Par la suite, «l’utilisation de la couleur coïncide avec une période où Capa s’est réinventé en tant que photoreporter, après la guerre d’Espagne et la Seconde guerre mondiale » explique Cynthia Young. A ce moment-là, la couleur est privilégiée par les magazines (Holiday, Illustrated, Collier’s etc.) pour des sujets plus légers. Capa nous emmène notamment à Paris, Biarritz et Dauville, Rome, au ski dans les Alpes et en Norvège pour des reportages de voyages.
« Avec la couleur, il pouvait beaucoup mieux illustrer la gaieté de ce qu’il voulait raconter, il y avait plus d’humour» observe Cynthia Young. On découvre aussi des photos de tournages de films avec des stars de cinéma comme Ingrid Bergman, Humphrey Bogart, John Huston, Ava Gardner ou Anna Magnani, et les tirages en couleur du fameux reportage sur Picasso dans le Sud de la France. Ces photos plus intimes que “glamour” laissent transparaitre la relation amicale que Bob Capa entretenait avec un certain nombre de ces artistes.

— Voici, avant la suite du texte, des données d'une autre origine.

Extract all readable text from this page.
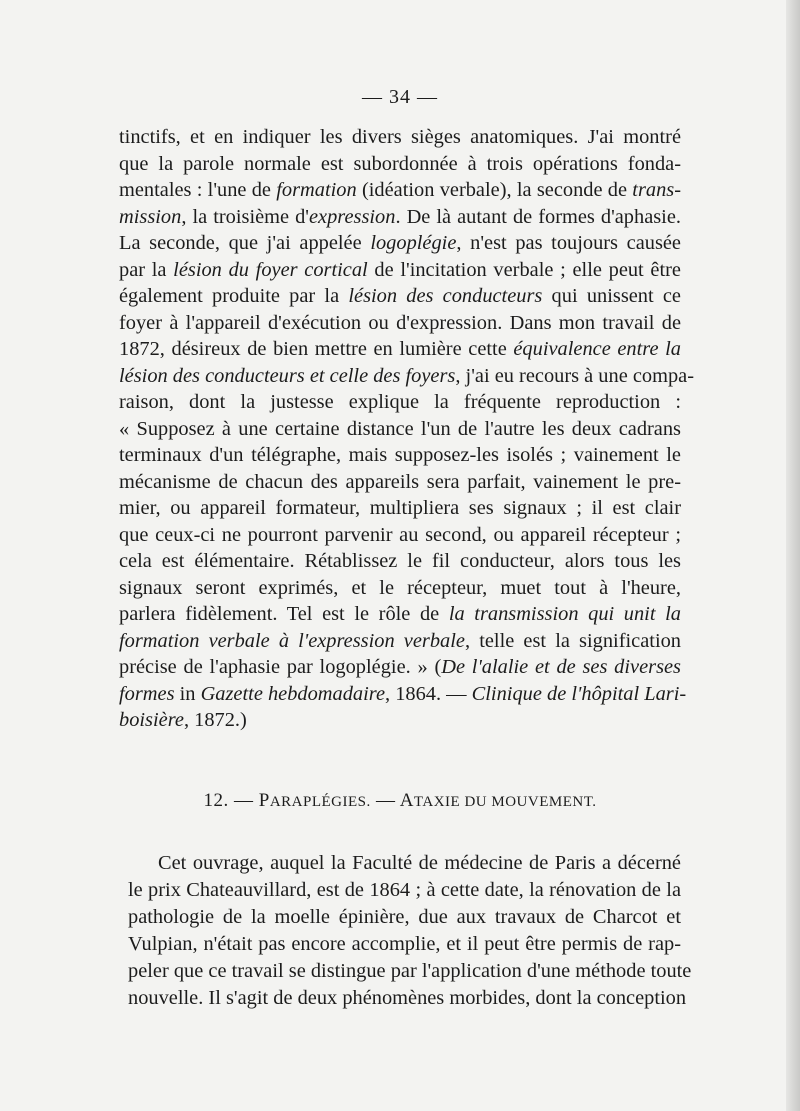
— 34 —
tinctifs, et en indiquer les divers sièges anatomiques. J'ai montré
que la parole normale est subordonnée à trois opérations fonda-
mentales : l'une de formation (idéation verbale), la seconde de trans-
mission, la troisième d'expression. De là autant de formes d'aphasie.
La seconde, que j'ai appelée logoplégie, n'est pas toujours causée
par la lésion du foyer cortical de l'incitation verbale ; elle peut être
également produite par la lésion des conducteurs qui unissent ce
foyer à l'appareil d'exécution ou d'expression. Dans mon travail de
1872, désireux de bien mettre en lumière cette équivalence entre la
lésion des conducteurs et celle des foyers, j'ai eu recours à une compa-
raison, dont la justesse explique la fréquente reproduction :
« Supposez à une certaine distance l'un de l'autre les deux cadrans
terminaux d'un télégraphe, mais supposez-les isolés ; vainement le
mécanisme de chacun des appareils sera parfait, vainement le pre-
mier, ou appareil formateur, multipliera ses signaux ; il est clair
que ceux-ci ne pourront parvenir au second, ou appareil récepteur ;
cela est élémentaire. Rétablissez le fil conducteur, alors tous les
signaux seront exprimés, et le récepteur, muet tout à l'heure,
parlera fidèlement. Tel est le rôle de la transmission qui unit la
formation verbale à l'expression verbale, telle est la signification
précise de l'aphasie par logoplégie. » (De l'alalie et de ses diverses
formes in Gazette hebdomadaire, 1864. — Clinique de l'hôpital Lari-
boisière, 1872.)
12. — PARAPLÉGIES. — ATAXIE DU MOUVEMENT.
Cet ouvrage, auquel la Faculté de médecine de Paris a décerné
le prix Chateauvillard, est de 1864 ; à cette date, la rénovation de la
pathologie de la moelle épinière, due aux travaux de Charcot et
Vulpian, n'était pas encore accomplie, et il peut être permis de rap-
peler que ce travail se distingue par l'application d'une méthode toute
nouvelle. Il s'agit de deux phénomènes morbides, dont la conception
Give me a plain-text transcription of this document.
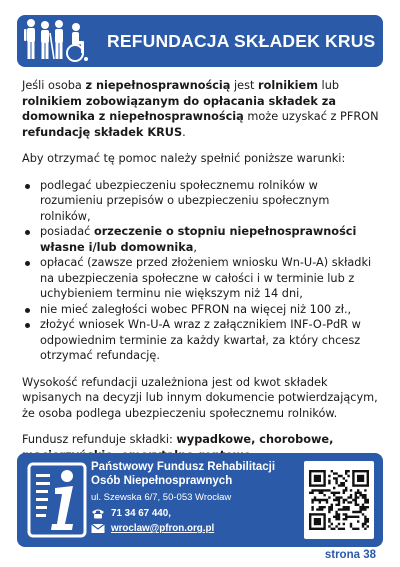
REFUNDACJA SKŁADEK KRUS

Jeśli osoba z niepełnosprawnością jest rolnikiem lub rolnikiem zobowiązanym do opłacania składek za domownika z niepełnosprawnością może uzyskać z PFRON refundację składek KRUS.

Aby otrzymać tę pomoc należy spełnić poniższe warunki:

podlegać ubezpieczeniu społecznemu rolników w rozumieniu przepisów o ubezpieczeniu społecznym rolników,
posiadać orzeczenie o stopniu niepełnosprawności własne i/lub domownika,
opłacać (zawsze przed złożeniem wniosku Wn-U-A) składki na ubezpieczenia społeczne w całości i w terminie lub z uchybieniem terminu nie większym niż 14 dni,
nie mieć zaległości wobec PFRON na więcej niż 100 zł.,
złożyć wniosek Wn-U-A wraz z załącznikiem INF-O-PdR w odpowiednim terminie za każdy kwartał, za który chcesz otrzymać refundację.

Wysokość refundacji uzależniona jest od kwot składek wpisanych na decyzji lub innym dokumencie potwierdzającym, że osoba podlega ubezpieczeniu społecznemu rolników.

Fundusz refunduje składki: wypadkowe, chorobowe,

Państwowy Fundusz Rehabilitacji
Osób Niepełnosprawnych
ul. Szewska 6/7, 50-053 Wrocław
71 34 67 440,
wroclaw@pfron.org.pl
strona 38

Pendant la Seconde guerre mondiale, alors que les magazines utilisaient peu la couleur (plus chère, plus longue et compliquée à développer) « il persistait à l’utiliser et même encourageait les autres photographes à l’utiliser ». Ces photos sont d’une modernité saisissante pour l’époque. Après la guerre et « pendant le reste de sa vie, il emportait presque toujours au moins deux appareils: un pour le noir et blanc et un pour la couleur. Il n’a jamais privilégié l’un par rapport à l’autre».